Tiao-Chih fica a vários milhares de Li a oeste de An-Hsi, às margens do Mar Ocidental. É um país quente e úmido. A população cultiva os campos e produz arroz. Há grandes pássaros que põem ovos tão grandes como vasos. A população é numerosa e em toda a parte se encontram pequenos chefes, vassalos de An-Hsi. O povo é hábil em prestidigitação. Os velhos de An-Hsi contam que em Tiao-Chih há um rio chamado Águas Fracas, onde reside uma feiticeira chamada a Rainha Mãe do Ocidente, mas disseram que nunca a viram.

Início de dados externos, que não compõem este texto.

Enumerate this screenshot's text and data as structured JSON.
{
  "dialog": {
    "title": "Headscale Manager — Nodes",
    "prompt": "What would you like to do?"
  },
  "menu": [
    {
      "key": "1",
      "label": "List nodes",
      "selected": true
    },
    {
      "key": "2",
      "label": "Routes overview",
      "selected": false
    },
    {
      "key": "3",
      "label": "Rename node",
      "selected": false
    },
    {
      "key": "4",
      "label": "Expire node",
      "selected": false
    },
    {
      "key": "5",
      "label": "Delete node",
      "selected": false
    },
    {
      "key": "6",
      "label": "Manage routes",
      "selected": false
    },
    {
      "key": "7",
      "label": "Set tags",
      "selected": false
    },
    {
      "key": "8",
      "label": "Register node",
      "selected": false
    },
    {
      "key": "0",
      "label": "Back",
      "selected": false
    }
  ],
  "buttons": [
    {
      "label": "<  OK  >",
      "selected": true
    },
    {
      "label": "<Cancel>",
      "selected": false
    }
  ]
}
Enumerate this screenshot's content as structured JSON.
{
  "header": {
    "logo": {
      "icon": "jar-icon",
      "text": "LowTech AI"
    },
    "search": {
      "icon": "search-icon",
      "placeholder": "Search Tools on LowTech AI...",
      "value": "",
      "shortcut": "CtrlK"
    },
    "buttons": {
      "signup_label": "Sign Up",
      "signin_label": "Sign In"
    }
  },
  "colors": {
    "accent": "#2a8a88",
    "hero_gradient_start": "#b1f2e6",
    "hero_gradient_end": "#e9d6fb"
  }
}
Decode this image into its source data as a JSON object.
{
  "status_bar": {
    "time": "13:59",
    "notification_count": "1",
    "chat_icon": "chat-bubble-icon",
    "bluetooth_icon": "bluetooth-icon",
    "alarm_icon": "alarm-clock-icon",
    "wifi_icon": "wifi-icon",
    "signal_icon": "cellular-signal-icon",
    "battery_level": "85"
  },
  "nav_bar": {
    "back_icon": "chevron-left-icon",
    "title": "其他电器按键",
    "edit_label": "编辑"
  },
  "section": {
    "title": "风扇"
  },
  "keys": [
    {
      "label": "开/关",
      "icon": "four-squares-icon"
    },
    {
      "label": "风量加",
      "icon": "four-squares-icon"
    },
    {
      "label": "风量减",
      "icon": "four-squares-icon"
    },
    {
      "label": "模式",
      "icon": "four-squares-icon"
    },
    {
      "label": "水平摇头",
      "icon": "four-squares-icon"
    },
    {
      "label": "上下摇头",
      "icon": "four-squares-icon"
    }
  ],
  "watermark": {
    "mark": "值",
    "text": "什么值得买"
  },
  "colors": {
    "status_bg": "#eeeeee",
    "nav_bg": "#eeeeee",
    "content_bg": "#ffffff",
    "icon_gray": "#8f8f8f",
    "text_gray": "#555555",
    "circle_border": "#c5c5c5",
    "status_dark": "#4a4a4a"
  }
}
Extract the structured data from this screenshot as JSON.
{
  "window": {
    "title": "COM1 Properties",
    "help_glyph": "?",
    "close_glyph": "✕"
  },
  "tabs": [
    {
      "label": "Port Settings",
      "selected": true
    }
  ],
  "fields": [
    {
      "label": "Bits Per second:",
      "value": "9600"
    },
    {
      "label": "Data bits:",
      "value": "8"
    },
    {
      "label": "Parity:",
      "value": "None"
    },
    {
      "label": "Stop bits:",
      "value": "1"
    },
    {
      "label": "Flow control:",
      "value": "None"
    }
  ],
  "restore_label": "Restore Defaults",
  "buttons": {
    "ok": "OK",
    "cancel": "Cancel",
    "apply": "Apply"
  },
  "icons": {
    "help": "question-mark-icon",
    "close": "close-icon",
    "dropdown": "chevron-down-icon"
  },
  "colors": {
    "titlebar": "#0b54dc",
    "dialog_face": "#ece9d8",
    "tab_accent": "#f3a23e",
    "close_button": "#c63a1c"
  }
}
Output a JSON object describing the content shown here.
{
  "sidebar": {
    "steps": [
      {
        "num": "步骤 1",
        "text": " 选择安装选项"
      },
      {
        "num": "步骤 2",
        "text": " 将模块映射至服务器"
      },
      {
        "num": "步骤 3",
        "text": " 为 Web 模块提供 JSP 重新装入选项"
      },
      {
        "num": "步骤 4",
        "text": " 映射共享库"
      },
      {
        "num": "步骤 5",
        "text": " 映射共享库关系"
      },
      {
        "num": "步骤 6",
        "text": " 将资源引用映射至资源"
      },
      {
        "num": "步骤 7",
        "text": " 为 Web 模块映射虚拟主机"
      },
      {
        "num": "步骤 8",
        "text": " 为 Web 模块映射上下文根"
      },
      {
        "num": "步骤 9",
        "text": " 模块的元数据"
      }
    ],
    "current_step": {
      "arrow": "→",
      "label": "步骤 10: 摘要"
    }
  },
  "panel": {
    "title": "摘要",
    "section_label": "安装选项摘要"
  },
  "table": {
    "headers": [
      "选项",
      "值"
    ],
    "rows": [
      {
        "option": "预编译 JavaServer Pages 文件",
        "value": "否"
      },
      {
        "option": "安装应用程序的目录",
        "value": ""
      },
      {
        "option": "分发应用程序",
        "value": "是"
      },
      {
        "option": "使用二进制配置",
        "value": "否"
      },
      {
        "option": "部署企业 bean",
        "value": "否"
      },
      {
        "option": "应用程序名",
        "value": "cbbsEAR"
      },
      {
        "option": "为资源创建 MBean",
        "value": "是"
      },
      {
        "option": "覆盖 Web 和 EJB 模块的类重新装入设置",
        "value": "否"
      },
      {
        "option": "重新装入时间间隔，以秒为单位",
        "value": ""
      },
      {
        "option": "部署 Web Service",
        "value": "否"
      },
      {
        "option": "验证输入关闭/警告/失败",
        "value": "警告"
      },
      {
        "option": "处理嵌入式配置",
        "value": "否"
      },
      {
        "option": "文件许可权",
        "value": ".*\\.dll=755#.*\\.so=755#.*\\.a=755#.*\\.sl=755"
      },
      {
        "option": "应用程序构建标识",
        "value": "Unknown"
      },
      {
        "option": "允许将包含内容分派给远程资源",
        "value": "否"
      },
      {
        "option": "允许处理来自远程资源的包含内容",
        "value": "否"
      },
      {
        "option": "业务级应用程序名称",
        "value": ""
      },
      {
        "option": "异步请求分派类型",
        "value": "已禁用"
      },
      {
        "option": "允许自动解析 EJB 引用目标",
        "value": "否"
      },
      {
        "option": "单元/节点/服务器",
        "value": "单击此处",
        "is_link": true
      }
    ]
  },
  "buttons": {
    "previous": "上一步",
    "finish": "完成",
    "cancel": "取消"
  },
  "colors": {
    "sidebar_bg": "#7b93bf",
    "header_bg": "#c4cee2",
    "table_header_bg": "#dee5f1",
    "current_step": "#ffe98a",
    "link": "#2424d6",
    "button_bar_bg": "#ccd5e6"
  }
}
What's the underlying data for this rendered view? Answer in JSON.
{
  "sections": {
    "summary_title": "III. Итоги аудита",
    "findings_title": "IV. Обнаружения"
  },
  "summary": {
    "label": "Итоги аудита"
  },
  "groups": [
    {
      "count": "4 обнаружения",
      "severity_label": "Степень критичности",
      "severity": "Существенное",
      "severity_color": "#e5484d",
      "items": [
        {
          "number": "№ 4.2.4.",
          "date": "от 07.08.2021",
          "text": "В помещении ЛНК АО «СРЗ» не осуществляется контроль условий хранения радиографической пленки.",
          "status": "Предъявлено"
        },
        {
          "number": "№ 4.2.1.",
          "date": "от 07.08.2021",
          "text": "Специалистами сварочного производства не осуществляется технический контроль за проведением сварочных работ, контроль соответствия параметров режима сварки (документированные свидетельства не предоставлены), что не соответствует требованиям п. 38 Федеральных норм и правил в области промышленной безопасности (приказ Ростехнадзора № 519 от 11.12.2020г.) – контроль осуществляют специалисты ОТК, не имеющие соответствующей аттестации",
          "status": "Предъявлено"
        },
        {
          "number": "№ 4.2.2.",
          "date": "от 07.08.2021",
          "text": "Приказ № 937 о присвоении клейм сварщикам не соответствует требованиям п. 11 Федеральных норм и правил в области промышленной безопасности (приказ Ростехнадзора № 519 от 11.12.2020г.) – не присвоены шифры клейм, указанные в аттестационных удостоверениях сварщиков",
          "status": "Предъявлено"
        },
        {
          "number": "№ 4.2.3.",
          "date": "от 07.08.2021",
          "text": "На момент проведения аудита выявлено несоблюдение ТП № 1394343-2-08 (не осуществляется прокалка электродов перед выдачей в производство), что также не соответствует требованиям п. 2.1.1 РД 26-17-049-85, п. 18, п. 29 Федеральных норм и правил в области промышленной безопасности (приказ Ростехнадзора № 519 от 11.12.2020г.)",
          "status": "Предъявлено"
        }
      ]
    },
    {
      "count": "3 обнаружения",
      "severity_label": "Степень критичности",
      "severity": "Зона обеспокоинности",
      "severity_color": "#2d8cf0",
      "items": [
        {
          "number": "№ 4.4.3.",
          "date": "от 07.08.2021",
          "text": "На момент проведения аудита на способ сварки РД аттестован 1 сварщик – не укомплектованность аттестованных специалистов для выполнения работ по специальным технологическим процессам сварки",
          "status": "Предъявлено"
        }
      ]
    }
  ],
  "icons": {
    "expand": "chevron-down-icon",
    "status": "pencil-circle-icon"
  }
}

Ta-Hsia fica a dois mil Li a sudoeste de Ta-Yuan, ao sul do rio Kuei. O povo é sedentário. Há cidades fortificadas e casas. Os costumes são semelhantes aos de Ta-Yuan. Não há grandes chefes, mas apenas pequenos senhores nas cidades fortificadas. São fracos em poder militar e temem a guerra, mas são grandes comerciantes. Quando os yueh-chih migraram para o Ocidente, derrotaram e submeteram todo o Ta-Hsia. A população é numerosa, passando de um milhão. Sua capital é a cidade de Lan-Shih, onde há um mercado no qual várias espécies de produtos são negociados. A sudoeste fica o país de Shen-Tu".
Disse ainda Ch'ien:
"Quando eu estava em Ta-Hsia, vi canudos de bambu de Ch'ung e tecidos de Shu. Quando perguntei onde conseguiram tais produtos, os naturais de Ta-Hsia responderam que eles eram comerciantes e iam até o país de Shen-Tu para comprar esses artigos. O país de Shen-Tu fica a vários milhares de Li a sudeste de Ta-Hsia. O povo é sedentário e seus costumes se assemelham aos de Ta-Hsia. O clima é quente e úmido. Os naturais guerreiam montados em elefantes. O país fica situado junto a um grande rio. Segundo os cálculos que eu fiz, Ta-Hsia dista de Han doze mil Li a sudoeste; já que o país de Shen-Tu fica situado a vários milhares de Li a sudeste e lá são encontrados produtos de Shu, parece que o país de Shen-Tu não fica muito distante de Shu. Se tentarmos enviar emissários a Ta-Hsia seguindo pelo caminho montanhoso no interior do território dos bárbaros Ch'iang, estes os molestarão; se os emissários seguirem mais ao norte, poderão ser aprisionados pelos hsiung-nu; se irem por Shu, o caminho será mais curto e não haverá inimigos que os molestem".